An Inventory of Databases
Here is a comprehensive inventory of databases that can narrow your search and increase the probability of the right database being selected for your app:
- MySQL: It is an open-source database that has been around for over two decades. If your app has consistent and high traffic, MySQL might be the ideal choice to deliver a fast and frictionless experience.
- PostgreSQL: It is one of the fastest-growing database management systems, primarily rising to popularity for its ability to handle complex queries at a high volume. It gives you a ton of flexibility in defining data types and index types.Companies Using This: Apple, IMDB, NASA, Instagram, etc.
- MongoDB: MongoDB is an excellent choice for CMS and business intelligence applications where data is frequently created, updated, and access at a geographically distributed scale.
Companies Using This: Uber, Lyft, Delivery Hero, etc.
- Memcached: It is a neat solution that caches objects. This decreases the load on the database and provides better performance.
Companies Using This: Facebook, Shopify, Slack, Instacart, etc.
- Cassandra: If you are storing a large scale of unstructured data with scalability and good performance, Cassandra can be a great alternative.
Companies Using This: Activision, CERN, Fidelity, eBay, etc.
- ArangoDB: ArangoDB uses NoSQL and is excellent for applications requiring graph and geospatial features.
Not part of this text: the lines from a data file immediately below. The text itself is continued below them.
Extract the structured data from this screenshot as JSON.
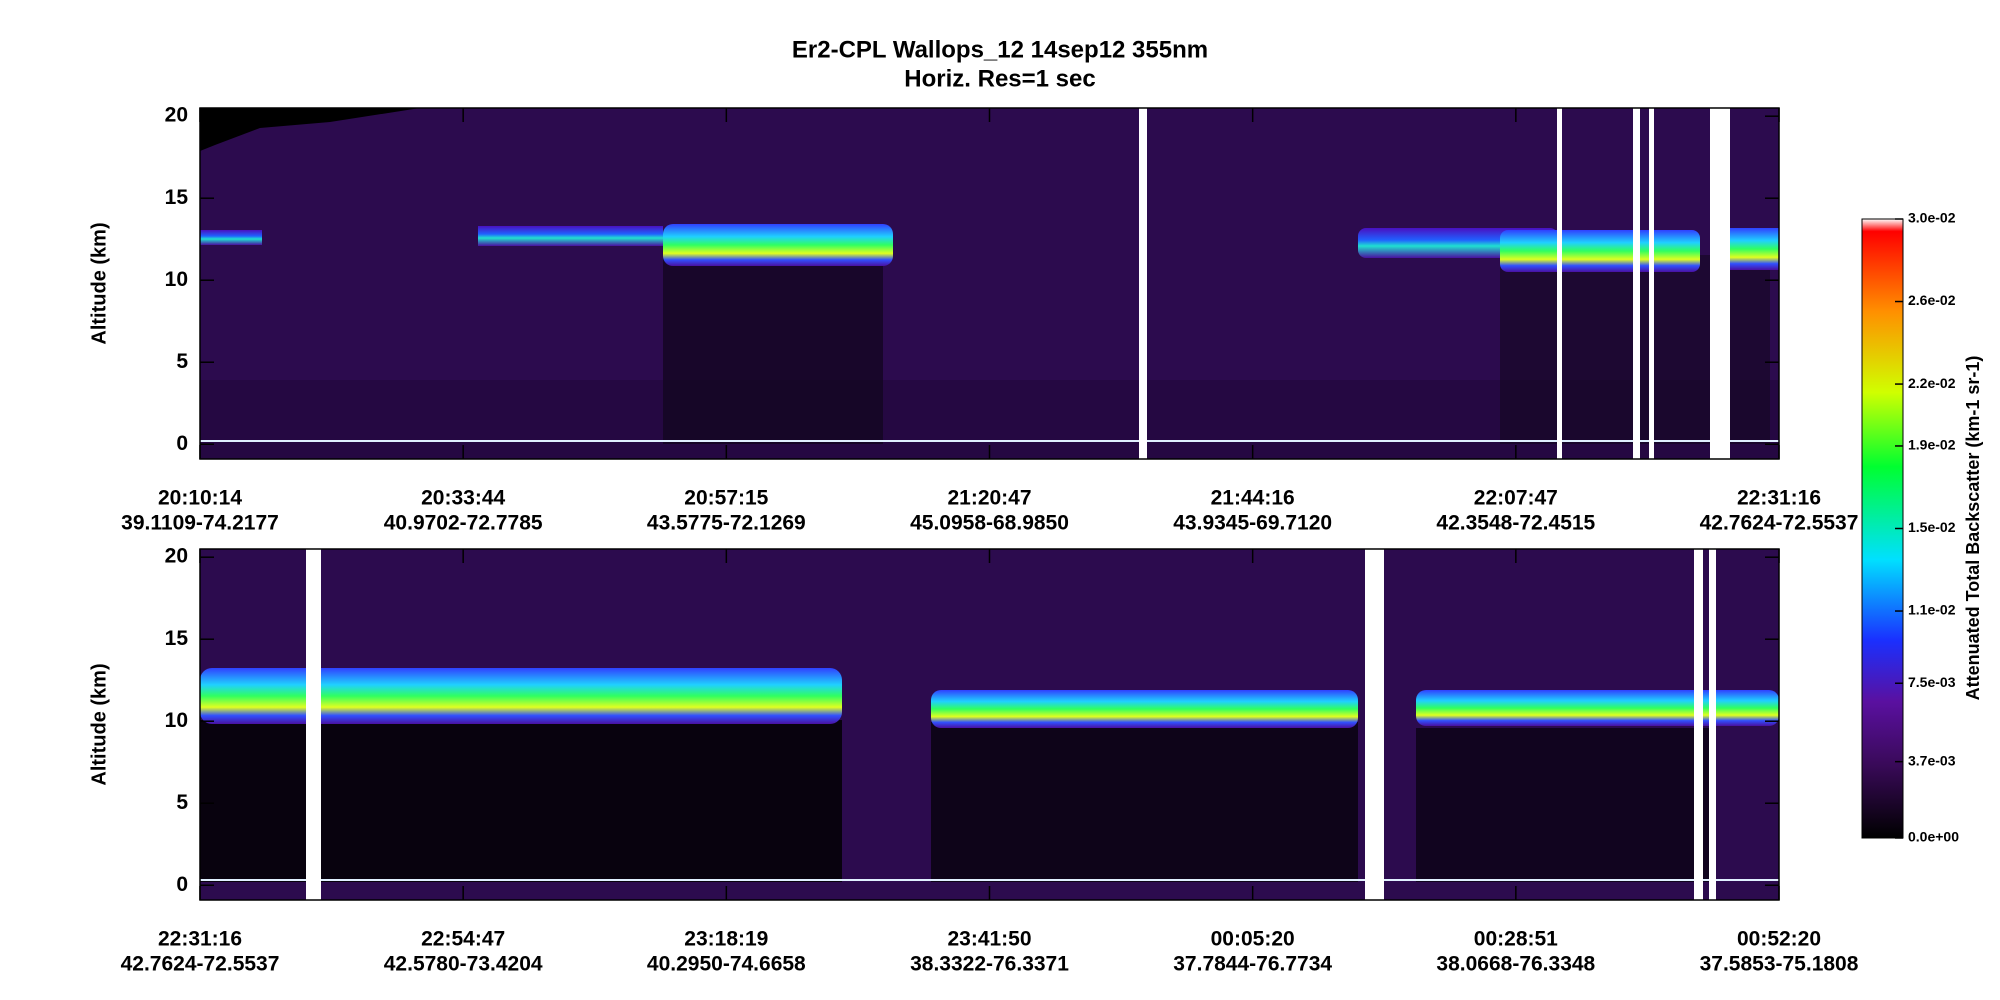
{
  "title": "Er2-CPL  Wallops_12  14sep12  355nm",
  "subtitle": "Horiz. Res=1 sec",
  "chart_data": [
    {
      "type": "heatmap",
      "ylabel": "Altitude (km)",
      "ylim": [
        -0.9,
        20.5
      ],
      "yticks": [
        0,
        5,
        10,
        15,
        20
      ],
      "x_labels": [
        {
          "time": "20:10:14",
          "location": "39.1109-74.2177"
        },
        {
          "time": "20:33:44",
          "location": "40.9702-72.7785"
        },
        {
          "time": "20:57:15",
          "location": "43.5775-72.1269"
        },
        {
          "time": "21:20:47",
          "location": "45.0958-68.9850"
        },
        {
          "time": "21:44:16",
          "location": "43.9345-69.7120"
        },
        {
          "time": "22:07:47",
          "location": "42.3548-72.4515"
        },
        {
          "time": "22:31:16",
          "location": "42.7624-72.5537"
        }
      ]
    },
    {
      "type": "heatmap",
      "ylabel": "Altitude (km)",
      "ylim": [
        -0.9,
        20.5
      ],
      "yticks": [
        0,
        5,
        10,
        15,
        20
      ],
      "x_labels": [
        {
          "time": "22:31:16",
          "location": "42.7624-72.5537"
        },
        {
          "time": "22:54:47",
          "location": "42.5780-73.4204"
        },
        {
          "time": "23:18:19",
          "location": "40.2950-74.6658"
        },
        {
          "time": "23:41:50",
          "location": "38.3322-76.3371"
        },
        {
          "time": "00:05:20",
          "location": "37.7844-76.7734"
        },
        {
          "time": "00:28:51",
          "location": "38.0668-76.3348"
        },
        {
          "time": "00:52:20",
          "location": "37.5853-75.1808"
        }
      ]
    }
  ],
  "colorbar": {
    "label": "Attenuated Total Backscatter (km-1 sr-1)",
    "clim": [
      0,
      0.03
    ],
    "ticks": [
      {
        "value": 0,
        "label": "0.0e+00"
      },
      {
        "value": 0.0037,
        "label": "3.7e-03"
      },
      {
        "value": 0.0075,
        "label": "7.5e-03"
      },
      {
        "value": 0.011,
        "label": "1.1e-02"
      },
      {
        "value": 0.015,
        "label": "1.5e-02"
      },
      {
        "value": 0.019,
        "label": "1.9e-02"
      },
      {
        "value": 0.022,
        "label": "2.2e-02"
      },
      {
        "value": 0.026,
        "label": "2.6e-02"
      },
      {
        "value": 0.03,
        "label": "3.0e-02"
      }
    ]
  }
}
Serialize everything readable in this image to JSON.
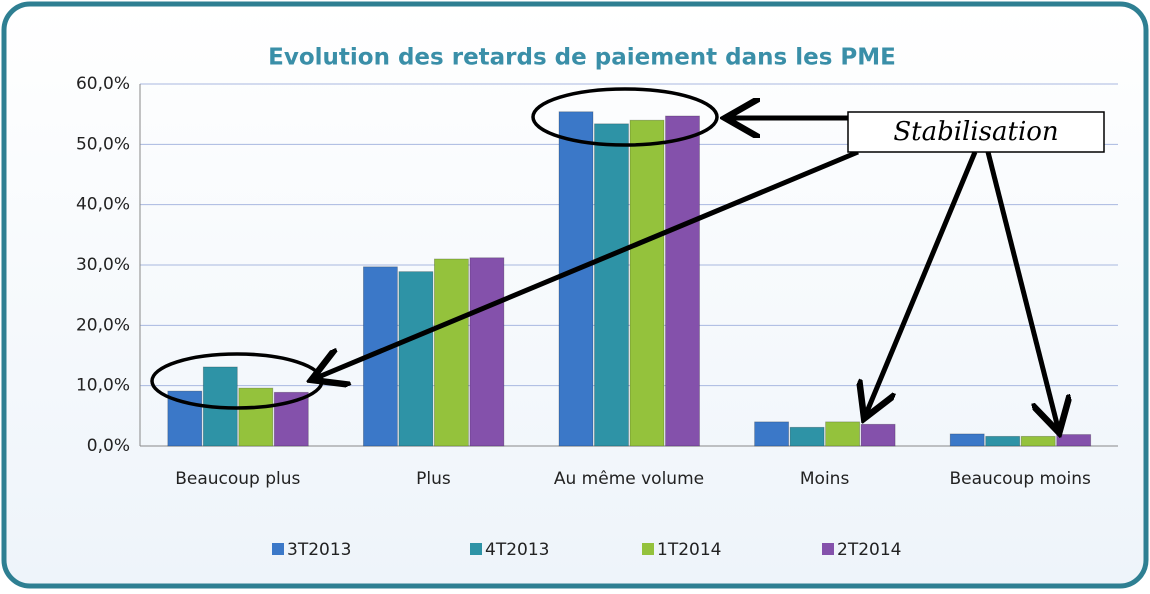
{
  "chart_data": {
    "type": "bar",
    "title": "Evolution des retards de paiement dans les PME",
    "categories": [
      "Beaucoup plus",
      "Plus",
      "Au même volume",
      "Moins",
      "Beaucoup moins"
    ],
    "series": [
      {
        "name": "3T2013",
        "color": "#3b78c8",
        "values": [
          9.1,
          29.7,
          55.4,
          4.0,
          2.0
        ]
      },
      {
        "name": "4T2013",
        "color": "#2e93a6",
        "values": [
          13.1,
          28.9,
          53.4,
          3.1,
          1.6
        ]
      },
      {
        "name": "1T2014",
        "color": "#94c23c",
        "values": [
          9.6,
          31.0,
          54.0,
          4.0,
          1.6
        ]
      },
      {
        "name": "2T2014",
        "color": "#8451ab",
        "values": [
          8.9,
          31.2,
          54.7,
          3.6,
          1.9
        ]
      }
    ],
    "ylim": [
      0,
      60
    ],
    "yticks": [
      {
        "value": 0,
        "label": "0,0%"
      },
      {
        "value": 10,
        "label": "10,0%"
      },
      {
        "value": 20,
        "label": "20,0%"
      },
      {
        "value": 30,
        "label": "30,0%"
      },
      {
        "value": 40,
        "label": "40,0%"
      },
      {
        "value": 50,
        "label": "50,0%"
      },
      {
        "value": 60,
        "label": "60,0%"
      }
    ],
    "grid": true,
    "legend": "bottom",
    "annotation": "Stabilisation"
  }
}
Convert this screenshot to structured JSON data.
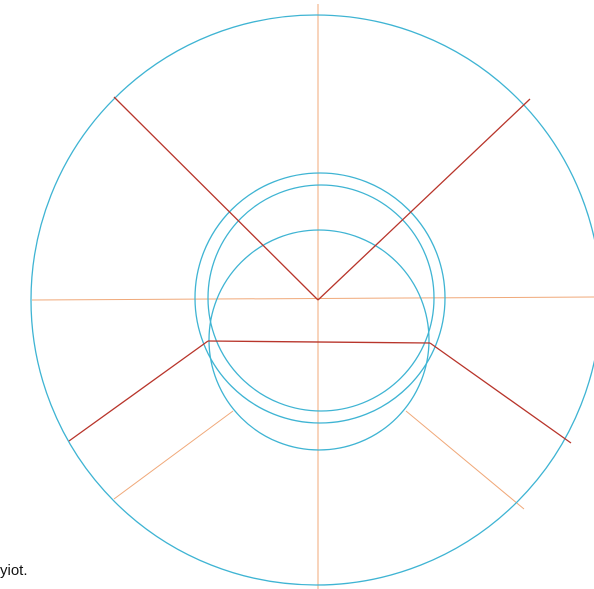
{
  "caption": "yiot.",
  "colors": {
    "circle": "#3fb4d3",
    "guide": "#f0a97a",
    "main_line": "#b8352b"
  }
}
It has become a popular choice for fraud detection.
Companies Using This: AresRPG, Brainhub, etc.
- CouchDB: If your application has users geographically dispersed and will only occasionally require syncing, CouchDB can be an efficient choice. In the long run, such alternatives can reduce your cost of app development.
Companies Using This: Verizon Wireless, GrubHub, Boeing, etc.
- Redis: Redis is one of the best solutions for storing key values and caching data frequently accessed by users on the application. It is known primarily for its low maintenance.
Companies Using This: Twitter, Pinterest, Craigslist, etc.
Choosing a database can be a decision that leads to making or breaking your mobile application. Follow the structured approach mentioned here, and you will have a database or the last alternatives suitable for your app. And remember – there is no one best backend database for a mobile app that works for all use-cases. Hence, before looking into popularity trends, look into the use-case, data structure, and requirements of your users.